= David Granadino =

Salvadoran composer (1876–1933)

David Granadino (June 13, 1876 - August 22, 1933) was a Salvadoran composer and musician, one of the most celebrated of the country.

Granadino was born on June 13, 1876, in Barrio de Santa Barbara in the Salvadoran city of Santa Ana, the son of Joaquin Chavez, a pianist, and Simona Granadino. He studied music with teachers Daniel Alas and Pío Paredes Gonzáles. In 1897 he learned to play violin with the Dutch master José Kessels, performing with the Sociedad Lírica Santaneca and the Banda Marcial de Santa Ana.

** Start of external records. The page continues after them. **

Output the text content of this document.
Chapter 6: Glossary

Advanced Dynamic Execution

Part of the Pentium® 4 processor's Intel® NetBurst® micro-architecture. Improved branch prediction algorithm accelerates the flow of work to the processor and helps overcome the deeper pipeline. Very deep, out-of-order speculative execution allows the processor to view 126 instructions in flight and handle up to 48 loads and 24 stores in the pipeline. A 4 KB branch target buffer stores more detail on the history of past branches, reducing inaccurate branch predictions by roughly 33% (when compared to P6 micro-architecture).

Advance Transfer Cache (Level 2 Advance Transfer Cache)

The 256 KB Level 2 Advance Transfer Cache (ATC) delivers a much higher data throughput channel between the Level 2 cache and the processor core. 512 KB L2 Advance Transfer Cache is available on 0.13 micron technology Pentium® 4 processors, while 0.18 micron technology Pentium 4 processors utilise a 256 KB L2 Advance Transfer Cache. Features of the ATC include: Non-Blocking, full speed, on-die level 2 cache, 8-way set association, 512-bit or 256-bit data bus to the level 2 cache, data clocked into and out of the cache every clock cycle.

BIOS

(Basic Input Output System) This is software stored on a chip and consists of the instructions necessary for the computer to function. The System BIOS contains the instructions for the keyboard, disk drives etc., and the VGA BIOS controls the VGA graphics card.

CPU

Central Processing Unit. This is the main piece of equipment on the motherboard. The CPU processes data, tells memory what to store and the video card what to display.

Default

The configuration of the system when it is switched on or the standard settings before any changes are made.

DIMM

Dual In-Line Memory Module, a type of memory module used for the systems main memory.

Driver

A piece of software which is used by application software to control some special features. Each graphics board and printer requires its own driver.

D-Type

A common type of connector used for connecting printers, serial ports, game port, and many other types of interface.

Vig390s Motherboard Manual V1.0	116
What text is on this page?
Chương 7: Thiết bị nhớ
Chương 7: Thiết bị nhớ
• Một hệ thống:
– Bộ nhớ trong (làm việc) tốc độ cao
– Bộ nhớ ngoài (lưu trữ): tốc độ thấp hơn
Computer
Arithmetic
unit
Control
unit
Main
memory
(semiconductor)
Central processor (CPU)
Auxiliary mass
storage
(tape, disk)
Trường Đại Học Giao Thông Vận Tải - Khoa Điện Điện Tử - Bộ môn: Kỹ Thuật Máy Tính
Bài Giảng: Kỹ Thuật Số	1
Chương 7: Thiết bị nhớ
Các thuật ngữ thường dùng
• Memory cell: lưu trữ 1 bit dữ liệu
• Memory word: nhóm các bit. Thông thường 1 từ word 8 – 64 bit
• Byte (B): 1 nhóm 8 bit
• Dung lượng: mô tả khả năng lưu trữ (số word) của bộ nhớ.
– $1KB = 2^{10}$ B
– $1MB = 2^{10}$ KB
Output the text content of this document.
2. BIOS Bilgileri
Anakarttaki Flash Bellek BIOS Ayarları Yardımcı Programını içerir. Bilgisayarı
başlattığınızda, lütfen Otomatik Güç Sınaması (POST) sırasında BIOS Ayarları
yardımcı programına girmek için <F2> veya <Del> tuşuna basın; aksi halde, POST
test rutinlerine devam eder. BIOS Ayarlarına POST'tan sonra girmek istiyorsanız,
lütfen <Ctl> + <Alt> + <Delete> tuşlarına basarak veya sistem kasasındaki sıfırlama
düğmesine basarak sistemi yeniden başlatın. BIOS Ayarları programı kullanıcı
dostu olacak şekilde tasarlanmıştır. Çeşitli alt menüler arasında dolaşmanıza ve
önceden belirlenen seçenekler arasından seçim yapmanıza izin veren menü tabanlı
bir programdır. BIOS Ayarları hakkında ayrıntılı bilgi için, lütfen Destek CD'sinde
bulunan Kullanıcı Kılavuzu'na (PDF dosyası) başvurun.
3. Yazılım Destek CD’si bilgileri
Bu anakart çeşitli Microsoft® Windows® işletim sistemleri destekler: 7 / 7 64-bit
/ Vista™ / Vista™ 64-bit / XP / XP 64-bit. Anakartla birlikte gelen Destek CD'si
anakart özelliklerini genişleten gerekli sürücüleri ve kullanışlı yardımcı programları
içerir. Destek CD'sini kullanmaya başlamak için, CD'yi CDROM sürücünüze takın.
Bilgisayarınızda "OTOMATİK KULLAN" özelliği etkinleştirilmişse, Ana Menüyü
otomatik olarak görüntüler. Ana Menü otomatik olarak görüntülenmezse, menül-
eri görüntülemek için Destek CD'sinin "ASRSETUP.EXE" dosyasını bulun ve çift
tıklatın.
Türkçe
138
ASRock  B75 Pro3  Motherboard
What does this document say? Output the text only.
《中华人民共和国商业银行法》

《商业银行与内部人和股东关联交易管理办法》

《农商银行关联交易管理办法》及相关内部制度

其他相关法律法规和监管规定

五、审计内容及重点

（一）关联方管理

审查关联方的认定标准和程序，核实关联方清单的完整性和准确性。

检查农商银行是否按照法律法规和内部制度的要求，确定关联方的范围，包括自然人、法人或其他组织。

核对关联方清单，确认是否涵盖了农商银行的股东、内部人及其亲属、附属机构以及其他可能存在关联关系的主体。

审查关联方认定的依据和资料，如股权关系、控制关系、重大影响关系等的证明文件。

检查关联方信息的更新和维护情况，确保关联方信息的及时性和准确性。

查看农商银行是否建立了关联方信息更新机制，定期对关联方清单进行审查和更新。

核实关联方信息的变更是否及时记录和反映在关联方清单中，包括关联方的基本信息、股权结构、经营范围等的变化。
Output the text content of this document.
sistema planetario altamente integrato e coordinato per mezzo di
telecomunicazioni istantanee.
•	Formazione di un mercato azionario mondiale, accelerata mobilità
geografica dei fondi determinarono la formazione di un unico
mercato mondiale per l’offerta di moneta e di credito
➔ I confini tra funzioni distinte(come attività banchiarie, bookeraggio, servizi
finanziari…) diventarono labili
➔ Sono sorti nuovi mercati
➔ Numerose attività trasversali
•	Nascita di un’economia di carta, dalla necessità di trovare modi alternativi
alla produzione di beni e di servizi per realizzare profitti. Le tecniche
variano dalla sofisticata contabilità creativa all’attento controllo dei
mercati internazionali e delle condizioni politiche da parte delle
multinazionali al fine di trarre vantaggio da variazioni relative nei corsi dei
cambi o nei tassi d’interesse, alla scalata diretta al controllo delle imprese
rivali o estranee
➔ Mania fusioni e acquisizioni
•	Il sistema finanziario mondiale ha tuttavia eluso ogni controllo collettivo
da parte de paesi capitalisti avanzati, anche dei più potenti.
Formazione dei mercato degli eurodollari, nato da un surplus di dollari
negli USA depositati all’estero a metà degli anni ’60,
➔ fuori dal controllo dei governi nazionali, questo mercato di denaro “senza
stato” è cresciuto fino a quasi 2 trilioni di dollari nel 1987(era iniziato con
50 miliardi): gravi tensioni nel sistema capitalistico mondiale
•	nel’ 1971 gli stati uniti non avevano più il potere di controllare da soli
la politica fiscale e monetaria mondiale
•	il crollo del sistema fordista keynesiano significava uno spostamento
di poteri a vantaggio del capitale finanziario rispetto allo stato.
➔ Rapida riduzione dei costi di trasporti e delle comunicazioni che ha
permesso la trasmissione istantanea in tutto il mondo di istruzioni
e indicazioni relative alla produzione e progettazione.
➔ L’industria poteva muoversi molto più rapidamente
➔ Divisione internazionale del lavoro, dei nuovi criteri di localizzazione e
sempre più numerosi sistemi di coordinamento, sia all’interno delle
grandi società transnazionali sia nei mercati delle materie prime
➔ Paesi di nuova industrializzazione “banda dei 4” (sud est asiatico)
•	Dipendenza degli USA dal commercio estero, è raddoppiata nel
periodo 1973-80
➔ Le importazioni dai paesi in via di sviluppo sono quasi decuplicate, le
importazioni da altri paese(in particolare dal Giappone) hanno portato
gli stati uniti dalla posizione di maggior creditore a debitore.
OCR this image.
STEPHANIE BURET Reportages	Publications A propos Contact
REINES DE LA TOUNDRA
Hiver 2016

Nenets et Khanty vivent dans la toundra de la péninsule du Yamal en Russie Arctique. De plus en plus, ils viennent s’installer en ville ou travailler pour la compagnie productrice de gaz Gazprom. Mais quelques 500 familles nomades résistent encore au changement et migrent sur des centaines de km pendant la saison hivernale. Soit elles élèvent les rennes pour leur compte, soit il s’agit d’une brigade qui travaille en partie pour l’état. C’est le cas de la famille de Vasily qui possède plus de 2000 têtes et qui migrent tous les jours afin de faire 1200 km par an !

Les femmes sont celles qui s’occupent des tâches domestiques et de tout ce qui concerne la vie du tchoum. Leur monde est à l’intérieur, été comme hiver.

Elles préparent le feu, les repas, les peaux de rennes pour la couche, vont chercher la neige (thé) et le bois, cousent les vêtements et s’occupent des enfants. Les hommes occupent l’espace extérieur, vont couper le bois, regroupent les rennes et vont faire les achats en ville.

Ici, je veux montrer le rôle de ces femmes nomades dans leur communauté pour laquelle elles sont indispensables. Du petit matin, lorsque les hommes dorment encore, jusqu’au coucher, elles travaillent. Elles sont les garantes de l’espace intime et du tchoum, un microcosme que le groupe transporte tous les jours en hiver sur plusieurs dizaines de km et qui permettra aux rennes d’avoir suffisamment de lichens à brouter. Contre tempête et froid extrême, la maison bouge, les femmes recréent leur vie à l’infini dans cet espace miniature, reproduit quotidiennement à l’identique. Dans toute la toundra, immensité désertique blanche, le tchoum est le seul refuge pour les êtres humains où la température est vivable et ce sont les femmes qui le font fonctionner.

Granadina became noted for his waltzes. The first he composed was "El Pirulí" as part of the examination he took to study at the music academy. Then followed
"Reminiscencias", "Ismenia", "Bella Natividad", "Dora", "Toñita" and, his most widely known piece, "Bajo el Almendro" (Under the Almond Tree, often also played on the guitar). He also composed several tangos, including "Por una mirada", "Gloria", "Honor cuscatleco", "Bella como las flores", "Los pimpollos", "Club Atlas", and "Club Salvadoreño".

In commemoration of the eightieth anniversary of Granadino's death, a special concert was presented in Santa Ana on 22 August 2013 under the auspices of the city's cultural department. The group Yulu Nahuat performed a new version of "Bajo el Almendro", singing the specially written lyrics.